A Paris, un quai du métro République, ligne 8 direction Balard.
Près d’une poubelle un homme est assis. Il est entouré d’un amoncellement de sacs énormes et de valises pleines.
Il a deux livres posés à côté. Posés sur des journaux.
L’homme a la tête enfouie dans son manteau qui le masque entièrement aux yeux du monde. Dessous s’agitent quelques mouvements qu’on devine.
Sur le quai la foule attend la rame sans possibilité de fuite. Un mur sépare les deux voies. Sur cette paroi très proche (on la touche des yeux) une publicité pour une marque de vêtements.

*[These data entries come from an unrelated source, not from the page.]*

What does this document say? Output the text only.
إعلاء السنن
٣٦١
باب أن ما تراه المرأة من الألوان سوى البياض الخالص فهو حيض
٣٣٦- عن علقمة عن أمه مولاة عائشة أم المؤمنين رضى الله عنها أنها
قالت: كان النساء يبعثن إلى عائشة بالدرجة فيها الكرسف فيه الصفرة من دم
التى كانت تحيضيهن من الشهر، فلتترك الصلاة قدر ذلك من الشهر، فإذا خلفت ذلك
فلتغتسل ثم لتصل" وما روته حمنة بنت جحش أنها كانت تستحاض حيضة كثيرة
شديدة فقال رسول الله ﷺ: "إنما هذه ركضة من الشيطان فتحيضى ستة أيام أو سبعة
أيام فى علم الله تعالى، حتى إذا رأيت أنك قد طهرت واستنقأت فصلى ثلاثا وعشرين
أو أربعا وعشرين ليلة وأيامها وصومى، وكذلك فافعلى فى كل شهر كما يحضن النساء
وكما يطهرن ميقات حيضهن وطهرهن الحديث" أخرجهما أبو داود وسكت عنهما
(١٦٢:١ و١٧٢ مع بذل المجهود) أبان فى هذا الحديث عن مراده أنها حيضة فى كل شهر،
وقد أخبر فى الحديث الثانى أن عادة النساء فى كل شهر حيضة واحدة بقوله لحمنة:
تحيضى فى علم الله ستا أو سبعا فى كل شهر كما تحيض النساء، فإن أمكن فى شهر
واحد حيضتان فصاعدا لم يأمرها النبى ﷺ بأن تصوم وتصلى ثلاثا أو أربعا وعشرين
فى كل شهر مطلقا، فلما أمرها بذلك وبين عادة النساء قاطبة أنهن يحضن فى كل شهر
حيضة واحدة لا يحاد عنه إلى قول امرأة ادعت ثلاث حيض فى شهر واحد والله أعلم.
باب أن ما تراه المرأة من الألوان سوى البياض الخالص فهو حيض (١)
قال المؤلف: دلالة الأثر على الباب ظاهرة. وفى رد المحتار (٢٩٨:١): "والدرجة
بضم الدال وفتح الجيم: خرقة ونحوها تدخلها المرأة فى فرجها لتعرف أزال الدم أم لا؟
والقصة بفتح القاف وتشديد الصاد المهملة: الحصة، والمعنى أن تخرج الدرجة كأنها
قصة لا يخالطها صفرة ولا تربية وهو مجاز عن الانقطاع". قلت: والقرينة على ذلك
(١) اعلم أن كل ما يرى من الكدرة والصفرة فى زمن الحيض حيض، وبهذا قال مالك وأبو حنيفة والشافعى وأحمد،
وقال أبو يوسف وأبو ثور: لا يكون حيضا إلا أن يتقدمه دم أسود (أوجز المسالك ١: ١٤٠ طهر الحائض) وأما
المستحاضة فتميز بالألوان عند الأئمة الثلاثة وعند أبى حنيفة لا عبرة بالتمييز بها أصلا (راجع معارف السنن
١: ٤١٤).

L’image montre un éléphant adulte tenant dans sa trompe un paquet cadeau suspendu par un bolduc. Un bébé éléphant tend la trompe vers sa mère.
Pour les besoins de la publicité les éléphants sont placés debout dans la neige. Quelle drôle d’idée.
La légende dit : « Le très grand Noël ».
La rame de métro arrive mais délivre-t-elle vraiment cette foule prisonnière entre une publicité ratée, cette injure, et l’homme dans sa très grande misère qui ne cessera de nous hanter ? Une foule et chacun pris dans un étau.
Il y a ainsi des hommes assis, immobiles, au visage dissimulé dont l’existence s’impose à tous. Leur présence radicale fixe une image qui nous arrête tel un caillot dans une artère et empêche toute véritable circulation, toute fluidité, toute vie réelle.